For the past couple of years, Wells Fargo has been in the news for all the wrong reasons. The bank has admitted defrauding millions of customers by signing them up for accounts and auto insurance the customers did not ask for, costing them serious money and in some cases costing them their vehicle. The Federal Reserve has sanctioned the company for “widespread consumer abuses.”
The troubled California-based bank is now facing yet another multi-million-dollar penalty for breaking the law. As CNN Money reports, a federal judge has ruled in favor of Wells Fargo employees who sued over not being paid for break periods. The judge ordered Wells Fargo to pay $97.4 million in damages.

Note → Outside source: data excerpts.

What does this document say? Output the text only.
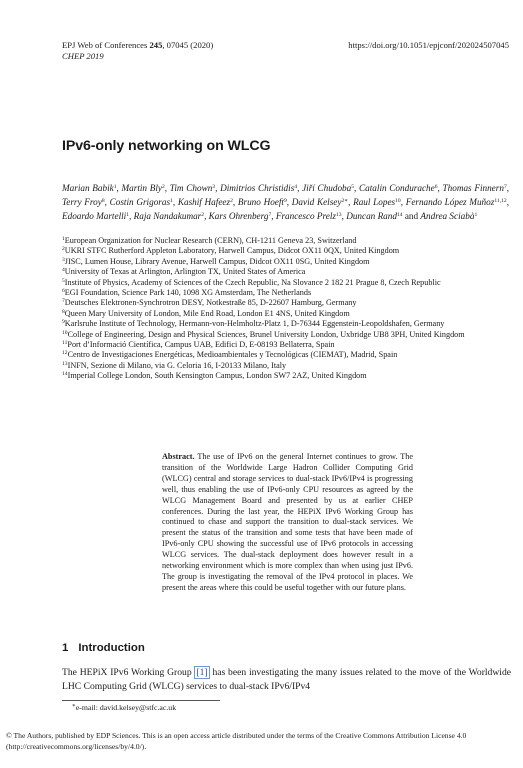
EPJ Web of Conferences 245, 07045 (2020)
CHEP 2019
https://doi.org/10.1051/epjconf/202024507045
IPv6-only networking on WLCG
Marian Babik$^1$, Martin Bly$^2$, Tim Chown$^3$, Dimitrios Christidis$^4$, Jiří Chudoba$^5$, Catalin Condurache$^6$, Thomas Finnern$^7$, Terry Froy$^8$, Costin Grigoras$^1$, Kashif Hafeez$^2$, Bruno Hoeft$^9$, David Kelsey$^{2∗}$, Raul Lopes$^{10}$, Fernando López Muñoz$^{11,12}$, Edoardo Martelli$^1$, Raja Nandakumar$^2$, Kars Ohrenberg$^7$, Francesco Prelz$^{13}$, Duncan Rand$^{14}$ and Andrea Sciabà$^1$
$^1$European Organization for Nuclear Research (CERN), CH-1211 Geneva 23, Switzerland
$^2$UKRI STFC Rutherford Appleton Laboratory, Harwell Campus, Didcot OX11 0QX, United Kingdom
$^3$JISC, Lumen House, Library Avenue, Harwell Campus, Didcot OX11 0SG, United Kingdom
$^4$University of Texas at Arlington, Arlington TX, United States of America
$^5$Institute of Physics, Academy of Sciences of the Czech Republic, Na Slovance 2 182 21 Prague 8, Czech Republic
$^6$EGI Foundation, Science Park 140, 1098 XG Amsterdam, The Netherlands
$^7$Deutsches Elektronen-Synchrotron DESY, Notkestraße 85, D-22607 Hamburg, Germany
$^8$Queen Mary University of London, Mile End Road, London E1 4NS, United Kingdom
$^9$Karlsruhe Institute of Technology, Hermann-von-Helmholtz-Platz 1, D-76344 Eggenstein-Leopoldshafen, Germany
$^{10}$College of Engineering, Design and Physical Sciences, Brunel University London, Uxbridge UB8 3PH, United Kingdom
$^{11}$Port d’Informació Científica, Campus UAB, Edifici D, E-08193 Bellaterra, Spain
$^{12}$Centro de Investigaciones Energéticas, Medioambientales y Tecnológicas (CIEMAT), Madrid, Spain
$^{13}$INFN, Sezione di Milano, via G. Celoria 16, I-20133 Milano, Italy
$^{14}$Imperial College London, South Kensington Campus, London SW7 2AZ, United Kingdom
Abstract. The use of IPv6 on the general Internet continues to grow. The transition of the Worldwide Large Hadron Collider Computing Grid (WLCG) central and storage services to dual-stack IPv6/IPv4 is progressing well, thus enabling the use of IPv6-only CPU resources as agreed by the WLCG Management Board and presented by us at earlier CHEP conferences. During the last year, the HEPiX IPv6 Working Group has continued to chase and support the transition to dual-stack services. We present the status of the transition and some tests that have been made of IPv6-only CPU showing the successful use of IPv6 protocols in accessing WLCG services. The dual-stack deployment does however result in a networking environment which is more complex than when using just IPv6. The group is investigating the removal of the IPv4 protocol in places. We present the areas where this could be useful together with our future plans.
1 Introduction
The HEPiX IPv6 Working Group [1] has been investigating the many issues related to the move of the Worldwide LHC Computing Grid (WLCG) services to dual-stack IPv6/IPv4
∗e-mail: david.kelsey@stfc.ac.uk
© The Authors, published by EDP Sciences. This is an open access article distributed under the terms of the Creative Commons Attribution License 4.0 (http://creativecommons.org/licenses/by/4.0/).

Not paying employees for breaks
Under California law, employees are entitled to 10 minutes of paid break time for every four hours of work. The lawsuit was filed by people who worked as mortgage consultants and bankers for Wells Fargo between March 2013 and last August. According to the suit, Wells Fargo refused to compensate them for their breaks.
The judge ruled in the plaintiffs’ favor in January. He handed down the $97.4 million judgment on May 8. Wells Fargo had argued that it only owed $24.5 million and a spokesman said the bank would appeal. “The court misunderstood our compensation plan and misunderstood the law,” the spokesman claimed.
A history of violations
This is at least the second big employment law case Wells Fargo has lost in recent years. In 2017, the Labor Department found that the bank has committed illegal retaliation by firing an employee who had called its ethics hotline. Wells Fargo was forced to rehire the whistleblower and pay him $5.4 million in damages.
Unfortunately, many employers large and small abuse their workers. When you have been shorted under state or federal wage and hour laws, your best chance at getting what you have earned is to retain an experienced employment law attorney.